“Bolivia, en comparación con otros países de Latinoamérica, parece tener el nivel de desigualdad más alto”, indica el documento de la Fundación Jubileo denominado Cuestión de justicia: Desigualdad y pobreza en Bolivia.
El texto muestra, mediante cifras, una radiografía de la pobreza y desigualdad que hay en el país. Presenta ocho razones por las que la desigualdad aumenta y da pautas para que, el Gobierno y en la Asamblea Constituyente, se reduzca ambas problemáticas.
En Bolivia, el 2002, el 10% más pobre de la población recibía sólo 0,2% de todos los ingresos, mientras que el 10% más rico se quedaba con 47% (235 veces más).
Según el Instituto Nacional de Estadística (INE), entre 1999 y 2003 el número de pobres aumentó en 864 mil. Actualmente, más de cuatro de cada 10 habitantes viven con un promedio de Bs 6, mientras que el 10% más pobre subsiste con Bs 1 por día.
Entre las causas de la inequidad están las diferencias en los niveles educativos que explican alrededor de dos terceras partes de las diferencias salariales. También está el desarrollo basado en recursos naturales, pues en el largo plazo su explotación o exportación provocan mayor desigual- dad del ingreso y menores tasas de crecimiento económico.
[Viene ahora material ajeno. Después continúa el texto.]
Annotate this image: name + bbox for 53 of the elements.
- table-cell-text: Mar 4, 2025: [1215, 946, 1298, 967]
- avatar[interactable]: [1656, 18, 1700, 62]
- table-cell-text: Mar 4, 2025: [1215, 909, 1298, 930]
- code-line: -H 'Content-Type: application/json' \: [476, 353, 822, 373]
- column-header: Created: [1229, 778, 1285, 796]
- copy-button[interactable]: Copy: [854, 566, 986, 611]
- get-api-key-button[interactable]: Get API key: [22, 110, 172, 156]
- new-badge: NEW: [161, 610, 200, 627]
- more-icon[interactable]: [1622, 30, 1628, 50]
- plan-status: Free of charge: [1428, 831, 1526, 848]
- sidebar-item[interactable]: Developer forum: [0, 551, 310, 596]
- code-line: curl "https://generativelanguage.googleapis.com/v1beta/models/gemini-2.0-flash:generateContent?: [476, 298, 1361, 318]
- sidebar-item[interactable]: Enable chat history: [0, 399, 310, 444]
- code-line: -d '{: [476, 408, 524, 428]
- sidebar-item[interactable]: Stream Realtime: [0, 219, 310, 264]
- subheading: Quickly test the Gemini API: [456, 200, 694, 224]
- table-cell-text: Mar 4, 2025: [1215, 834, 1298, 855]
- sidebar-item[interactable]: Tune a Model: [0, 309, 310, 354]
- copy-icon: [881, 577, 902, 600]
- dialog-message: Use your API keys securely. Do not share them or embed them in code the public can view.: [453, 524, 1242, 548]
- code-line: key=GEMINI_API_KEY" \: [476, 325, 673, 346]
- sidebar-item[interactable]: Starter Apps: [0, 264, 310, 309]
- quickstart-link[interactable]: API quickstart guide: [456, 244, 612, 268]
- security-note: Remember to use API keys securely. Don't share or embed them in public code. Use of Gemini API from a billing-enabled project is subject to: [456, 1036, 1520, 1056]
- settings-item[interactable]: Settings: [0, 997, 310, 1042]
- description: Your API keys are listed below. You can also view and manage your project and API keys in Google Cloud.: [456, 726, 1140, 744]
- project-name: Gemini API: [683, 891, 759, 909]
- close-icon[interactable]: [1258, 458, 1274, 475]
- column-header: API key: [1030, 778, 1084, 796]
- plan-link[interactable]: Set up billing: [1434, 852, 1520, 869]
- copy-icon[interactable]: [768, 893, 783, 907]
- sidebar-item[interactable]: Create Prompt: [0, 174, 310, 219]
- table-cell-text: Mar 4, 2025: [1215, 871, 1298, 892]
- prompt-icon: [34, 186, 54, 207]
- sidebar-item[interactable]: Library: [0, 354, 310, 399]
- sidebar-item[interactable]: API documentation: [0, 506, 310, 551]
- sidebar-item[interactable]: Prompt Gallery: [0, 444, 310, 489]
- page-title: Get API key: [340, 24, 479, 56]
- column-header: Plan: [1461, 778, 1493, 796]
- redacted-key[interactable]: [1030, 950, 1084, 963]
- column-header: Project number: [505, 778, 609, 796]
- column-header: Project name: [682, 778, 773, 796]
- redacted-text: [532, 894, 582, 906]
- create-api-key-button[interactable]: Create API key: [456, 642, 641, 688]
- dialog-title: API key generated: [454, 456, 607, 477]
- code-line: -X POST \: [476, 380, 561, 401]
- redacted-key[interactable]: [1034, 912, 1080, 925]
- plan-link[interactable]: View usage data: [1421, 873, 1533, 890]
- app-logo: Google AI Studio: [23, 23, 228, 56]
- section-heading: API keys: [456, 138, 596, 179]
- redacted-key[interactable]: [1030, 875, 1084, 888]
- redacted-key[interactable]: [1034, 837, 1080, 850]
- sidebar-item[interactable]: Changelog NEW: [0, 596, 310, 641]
La discriminación por origen étnico y por género es otra causa, igual que la existencia de una distribución inequitativa de la tierra es otra causa, pues el 20% de las unidades agropecuarias posee 97% de tierras cultivables, y el otro 80% dispone sólo de 3%.
Otras razones de la inequidad fueron: las reformas estructurales realizadas desde 1985 que aumentaron la proporción de empleos en el sector informal y la precariedad laboral. La falta de políticas contundentes contra la corrupción, el contrabando y la ineficiencia estatal. Una insuficiente inversión en agricultura y los gastos públicos en educación que favorecieron al nivel universitario que benefició en menor proporción a los pobres.
Entre los planteamientos que podrían mejorar la situación actual está el desarrollar la formación del capital humano; cambiar el patrón de desarrollo, creando una economía de base ancha (apostando a las microempresas que generan el 83% de empleo).
Encarar una política de reforma agraria y de fomento del desarrollo rural; reforzar políticas que apunten a una mayor inclusión de la ciudadanía en la toma de decisiones; orientar el gasto público hacia los sectores más pobres. Encarar una reforma del sistema tributario, revisar la política de subsidios a los hidrocarburos y hacer que la reducción de la pobreza sea una política de Estado y esté en los planes de desarrollo.
Dos propuestas
Reforma tributaria • Tendría que contemplar la introducción de un impuesto progresivo a los ingresos personales; la eliminación de los regímenes especiales “que alientan la evasión fiscal”, y la adecuación del Impuesto a los Consumos Específicos (ICE).
Subsidio a los carburantes • El texto señala que se debería pensar en reemplazarlos por un sistema de subsidios más focalizados hacia los pobres.